Para muitas destas crianças estas são as primeiras fotografias de toda a sua vida. Estas mulheres já puderam ver as imagens - que salvaguardam a identidade das crianças. "Quando lhes mostrava as fotografias no visor da máquina ou depois as entreguei em papel elas ficaram surpreendidas. Para mim foi avassalador ver as reações. Perceber que serem fotografadas na sua condição de mãe e não nas condições de reclusa pode ter tido algum impacto na sua autoestima", relembra.
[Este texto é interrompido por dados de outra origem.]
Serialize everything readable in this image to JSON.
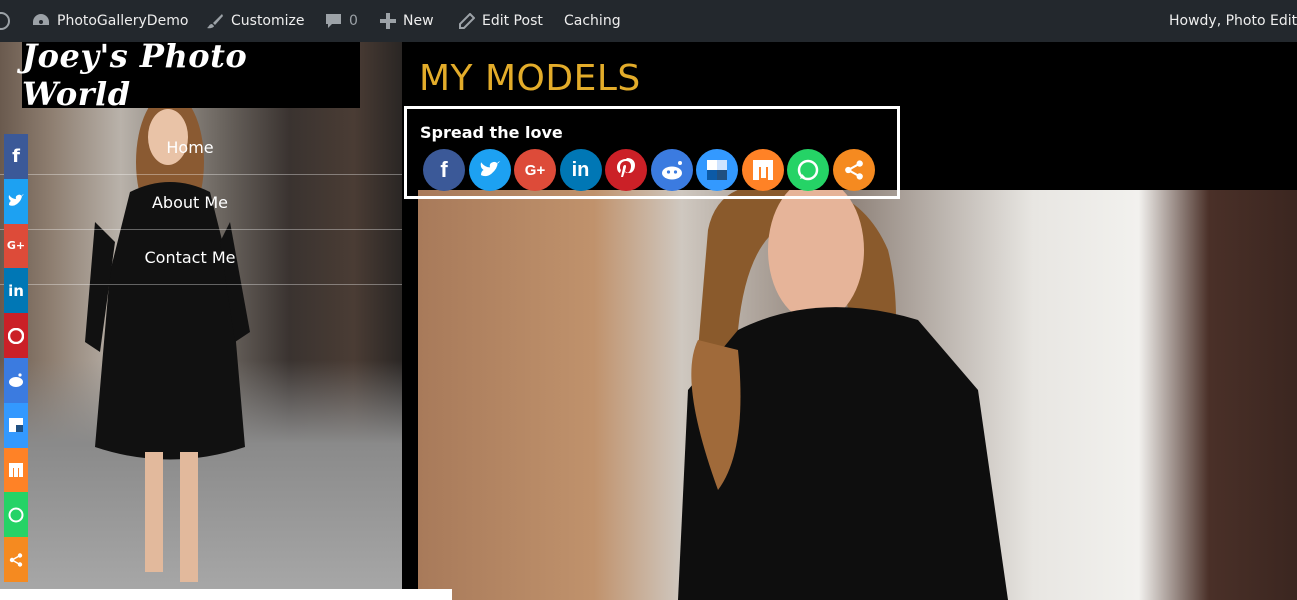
{
  "adminbar": {
    "site_name": "PhotoGalleryDemo",
    "customize": "Customize",
    "comments_count": "0",
    "new_label": "New",
    "edit_post": "Edit Post",
    "caching": "Caching",
    "howdy": "Howdy, Photo Edit"
  },
  "sidebar": {
    "logo_text": "Joey's Photo World",
    "nav": [
      "Home",
      "About Me",
      "Contact Me"
    ]
  },
  "main": {
    "page_title": "MY MODELS",
    "share_heading": "Spread the love"
  },
  "share_buttons": [
    {
      "icon": "facebook-icon",
      "color": "#3b5998",
      "glyph": "f"
    },
    {
      "icon": "twitter-icon",
      "color": "#1da1f2",
      "glyph": "t"
    },
    {
      "icon": "google-plus-icon",
      "color": "#dd4b39",
      "glyph": "G+"
    },
    {
      "icon": "linkedin-icon",
      "color": "#0077b5",
      "glyph": "in"
    },
    {
      "icon": "pinterest-icon",
      "color": "#cb2027",
      "glyph": "P"
    },
    {
      "icon": "reddit-icon",
      "color": "#3b7be0",
      "glyph": "r"
    },
    {
      "icon": "delicious-icon",
      "color": "#3399ff",
      "glyph": "d"
    },
    {
      "icon": "mix-icon",
      "color": "#ff8226",
      "glyph": "m"
    },
    {
      "icon": "whatsapp-icon",
      "color": "#25d366",
      "glyph": "w"
    },
    {
      "icon": "share-icon",
      "color": "#f58a20",
      "glyph": "<"
    }
  ]
}
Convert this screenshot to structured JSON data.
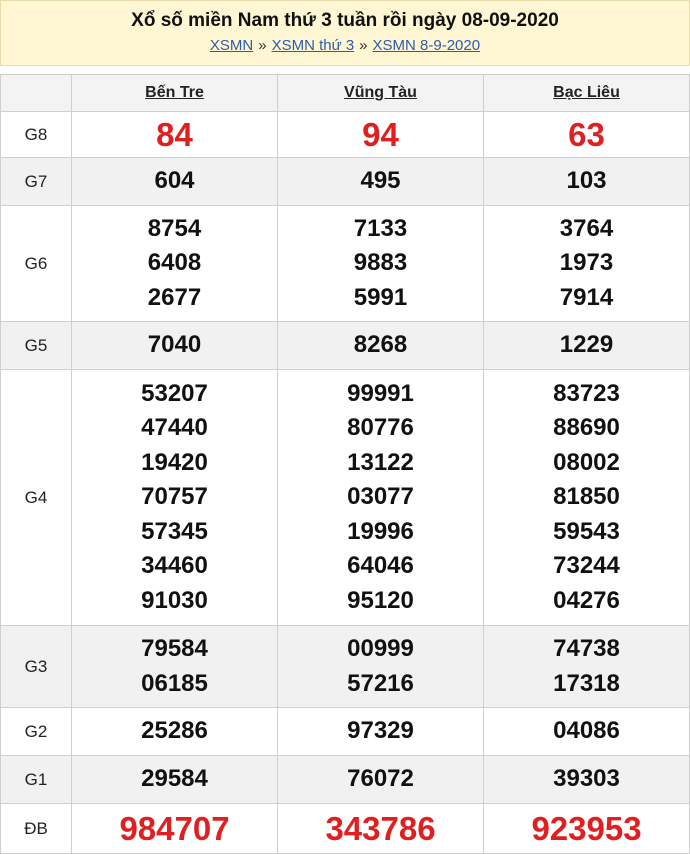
{
  "header": {
    "title": "Xổ số miền Nam thứ 3 tuần rồi ngày 08-09-2020",
    "crumb_1": "XSMN",
    "sep": "»",
    "crumb_2": "XSMN thứ 3",
    "crumb_3": "XSMN 8-9-2020"
  },
  "provinces": [
    "Bến Tre",
    "Vũng Tàu",
    "Bạc Liêu"
  ],
  "rows": [
    {
      "label": "G8",
      "values": [
        [
          "84"
        ],
        [
          "94"
        ],
        [
          "63"
        ]
      ]
    },
    {
      "label": "G7",
      "values": [
        [
          "604"
        ],
        [
          "495"
        ],
        [
          "103"
        ]
      ]
    },
    {
      "label": "G6",
      "values": [
        [
          "8754",
          "6408",
          "2677"
        ],
        [
          "7133",
          "9883",
          "5991"
        ],
        [
          "3764",
          "1973",
          "7914"
        ]
      ]
    },
    {
      "label": "G5",
      "values": [
        [
          "7040"
        ],
        [
          "8268"
        ],
        [
          "1229"
        ]
      ]
    },
    {
      "label": "G4",
      "values": [
        [
          "53207",
          "47440",
          "19420",
          "70757",
          "57345",
          "34460",
          "91030"
        ],
        [
          "99991",
          "80776",
          "13122",
          "03077",
          "19996",
          "64046",
          "95120"
        ],
        [
          "83723",
          "88690",
          "08002",
          "81850",
          "59543",
          "73244",
          "04276"
        ]
      ]
    },
    {
      "label": "G3",
      "values": [
        [
          "79584",
          "06185"
        ],
        [
          "00999",
          "57216"
        ],
        [
          "74738",
          "17318"
        ]
      ]
    },
    {
      "label": "G2",
      "values": [
        [
          "25286"
        ],
        [
          "97329"
        ],
        [
          "04086"
        ]
      ]
    },
    {
      "label": "G1",
      "values": [
        [
          "29584"
        ],
        [
          "76072"
        ],
        [
          "39303"
        ]
      ]
    },
    {
      "label": "ĐB",
      "values": [
        [
          "984707"
        ],
        [
          "343786"
        ],
        [
          "923953"
        ]
      ]
    }
  ]
}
Nos quartos retratados nestas imagens, veem-se desenhos animados pintados nas paredes. Se por segundos esquecermos que estamos a ver imagens de uma cela de uma prisão, estes parecem quartos normais na vida de qualquer criança. Mas nas imagens de Catarina Araújo Ribeiro destacam-se ainda umas pequenas janelas. Numa das imagens, vê-se uma criança a espreitar para o exterior da cela.
Para estas crianças, estas janelas são a única porta aberta para o mundo. "São umas janelas por onde os miúdos podem espreitar. E por isso é uma janela onde entra luz, ar, e onde se pode ver lá fora e sonhar com o mundo lá fora".
As imagens desta fotógrafa são também uma prenda para quem é estranho ser o centro das atenções. "São mães como todas nós e retratá-las foi para mim muito positivo", termina Catarina. As fotografias mostram ternura, mas algumas imagens deixam à vista um olhar de receio sobre o futuro. " Por lei, as crianças só podem permanecer com as mães nas prisões até aos três anos", lembra a fotógrafa em jeito de explicação. Os retratos captados pela lente de Catarina Araújo Ribeiro podem ser vistos na sala Wolf da Fábrica Braço de Prata, em Lisboa, até ao dia 28 de outubro.